POLICE VIOLENCE AND INTERNATIONAL JUSTICE

  1. Fuerza policial, control social y confrontación política

    El comportamiento policial desproporcionado en cuanto al uso de la fuerza física en Venezuela ha tomado, en los últimos años, dos vertientes que si bien aparecen diferenciadas podrían converger en lo que significaría la minimización de las escalas sobre el uso progresivo y diferenciado de la fuerza, que fueron adoptadas como parámetros de desempeño policial a raíz del proceso de reforma entre 2006 y 2008. Una es el incremento de las denominadas muertes institucionales, o producidas por agentes de cumplimiento de la ley, y otra, las formas intensas de maltrato durante manifestaciones públicas y la crudeza para reprimir a sospechosos y protagonistas de delincuencia común predatoria. Todo ello dentro de una informalización y abandono de reglas y protocolos, aunque formalmente vigentes y a veces ritualmente proclamados con fines propagandísticos o para lavar la cara ante instancias internacionales. Según un informe consolidado para diciembre de 2017, de los 142 fallecidos en los meses de la confrontación más intensa entre gobierno y oposición, entre mayo y agosto de 2017, 37% correspondió a acciones de los militares y la policía, y solo a la Guardia Nacional, actuando en forma independiente, fue atribuido el 52% de las muertes imputadas a los cuerpos de seguridad (Achkar, 2017: 59, 214215). También se ha observado la participación de agentes informales armados, que podrían actuar por su cuenta o como avanzada de los cuerpos policiales y militares. Si bien la violencia más reciente tiende a ser asociada al endurecimiento de un gobierno autoritario, el grueso de la violencia en Venezuela no se dirige contra antagonistas políticos (Hanson, Smilde y Zubillaga, 2021).

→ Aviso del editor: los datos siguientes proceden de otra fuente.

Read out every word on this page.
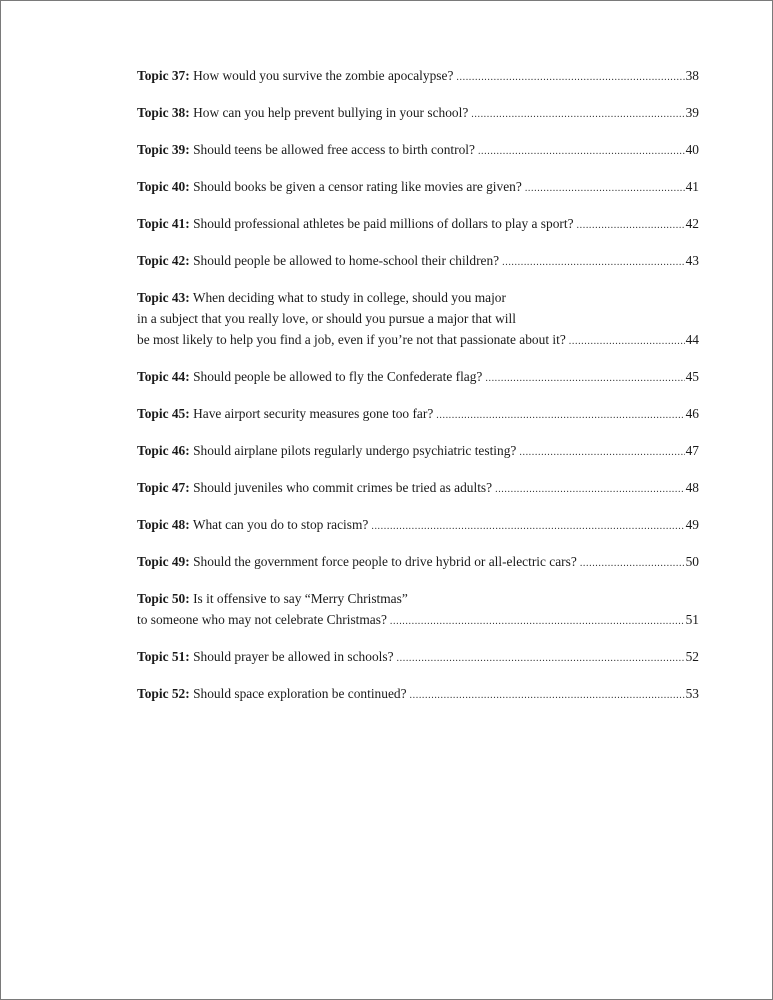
Topic 37: How would you survive the zombie apocalypse? .....	38
Topic 38: How can you help prevent bullying in your school? .....	39
Topic 39: Should teens be allowed free access to birth control? .....	40
Topic 40: Should books be given a censor rating like movies are given? .....	41
Topic 41: Should professional athletes be paid millions of dollars to play a sport? .....	42
Topic 42: Should people be allowed to home-school their children? .....	43
Topic 43: When deciding what to study in college, should you major
in a subject that you really love, or should you pursue a major that will
be most likely to help you find a job, even if you’re not that passionate about it? .....	44
Topic 44: Should people be allowed to fly the Confederate flag? .....	45
Topic 45: Have airport security measures gone too far? .....	46
Topic 46: Should airplane pilots regularly undergo psychiatric testing? .....	47
Topic 47: Should juveniles who commit crimes be tried as adults? .....	48
Topic 48: What can you do to stop racism? .....	49
Topic 49: Should the government force people to drive hybrid or all-electric cars? .....	50
Topic 50: Is it offensive to say “Merry Christmas”
to someone who may not celebrate Christmas? .....	51
Topic 51: Should prayer be allowed in schools? .....	52
Topic 52: Should space exploration be continued? .....	53
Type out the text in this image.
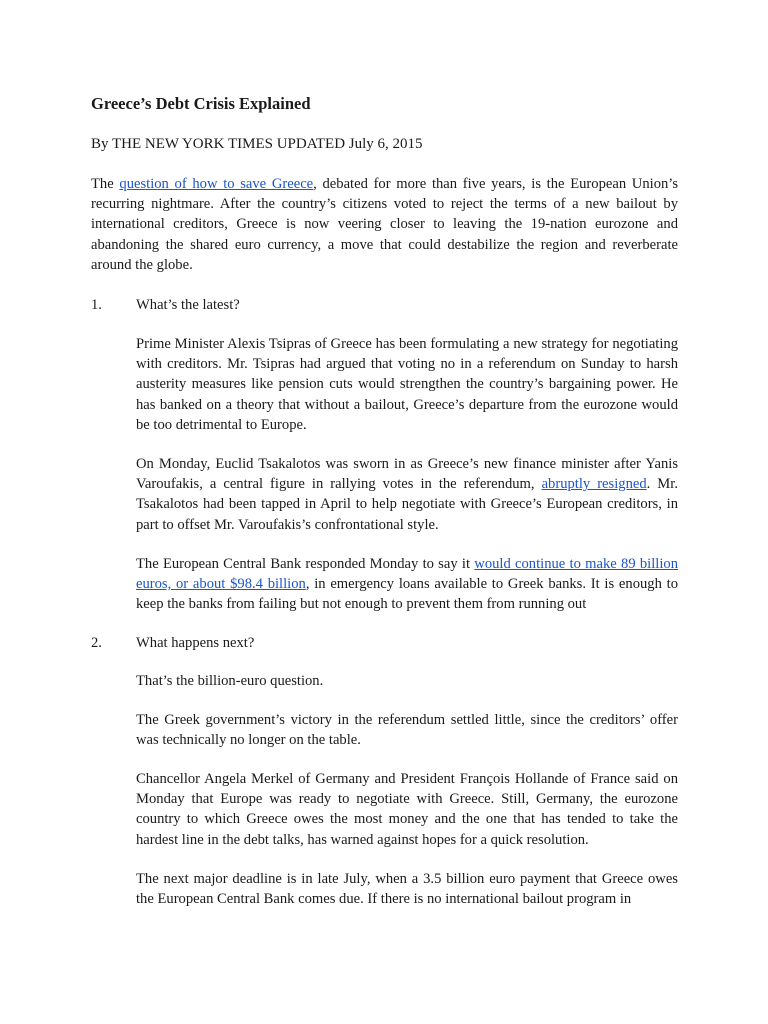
Greece’s Debt Crisis Explained

By THE NEW YORK TIMES UPDATED July 6, 2015

The question of how to save Greece, debated for more than five years, is the European Union’s recurring nightmare. After the country’s citizens voted to reject the terms of a new bailout by international creditors, Greece is now veering closer to leaving the 19-nation eurozone and abandoning the shared euro currency, a move that could destabilize the region and reverberate around the globe.

1. What’s the latest?

Prime Minister Alexis Tsipras of Greece has been formulating a new strategy for negotiating with creditors. Mr. Tsipras had argued that voting no in a referendum on Sunday to harsh austerity measures like pension cuts would strengthen the country’s bargaining power. He has banked on a theory that without a bailout, Greece’s departure from the eurozone would be too detrimental to Europe.

On Monday, Euclid Tsakalotos was sworn in as Greece’s new finance minister after Yanis Varoufakis, a central figure in rallying votes in the referendum, abruptly resigned. Mr. Tsakalotos had been tapped in April to help negotiate with Greece’s European creditors, in part to offset Mr. Varoufakis’s confrontational style.

The European Central Bank responded Monday to say it would continue to make 89 billion euros, or about $98.4 billion, in emergency loans available to Greek banks. It is enough to keep the banks from failing but not enough to prevent them from running out

2. What happens next?

That’s the billion-euro question.

The Greek government’s victory in the referendum settled little, since the creditors’ offer was technically no longer on the table.

Chancellor Angela Merkel of Germany and President François Hollande of France said on Monday that Europe was ready to negotiate with Greece. Still, Germany, the eurozone country to which Greece owes the most money and the one that has tended to take the hardest line in the debt talks, has warned against hopes for a quick resolution.

The next major deadline is in late July, when a 3.5 billion euro payment that Greece owes the European Central Bank comes due. If there is no international bailout program in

    Existen muchas manifestaciones que, desde el punto de vista cuantitativo, si se adopta el indicador de los homicidios, afectan a los grupos más pobres, marginados y con escaso poder de reclamo social, quienes conforman una población intercambiable de víctimas y victimarios. Esta tendencia, que golpea con particular intensidad y extensión a los jóvenes, constituye un hecho destacado desde hace al menos 20 años (Gabaldón y Serrano, 2001) y parece haberse generalizado recientemente (Ávila, 2020; Sepúlveda y Antillano, 2020). Desde 2014 se podía observar que los sectores jóvenes, más aguerridos e impulsivos en las protestas y manifestaciones, fueron quienes resultaron mayoritariamente muertos o lesionados, tenían un perfil más bien popular y parecieron buscar un momento de protagonismo, incluyendo el registro fotográfico o fílmico, para alcanzar fama y reconocimiento (Gabaldón, 2015: 532). Frente a ello, los funcionarios policiales y militares, y sus auxiliares civiles, que provienen también de sectores populares, rebasaron la normativa legal y desplegaron un uso excesivo de la fuerza, incluso apoyándose en tácticas de alto impacto que violentan los protocolos aprobados en el país para el control de manifestaciones públicas. Dentro de esta lógica de la excepcionalidad, agentes policiales también han ejercido violencia extrema, no solo por motivos políticos sino frente a bandas o grupos delictivos, acompañándola con formas de acopio ilícito de ingresos que, si bien han sido descritas para la policía como endémicas (Monsalve Briceño, 2015), se han expandido y normalizado cuando los ingresos regulares se desvanecen en medio de una economía de escasez y carestía.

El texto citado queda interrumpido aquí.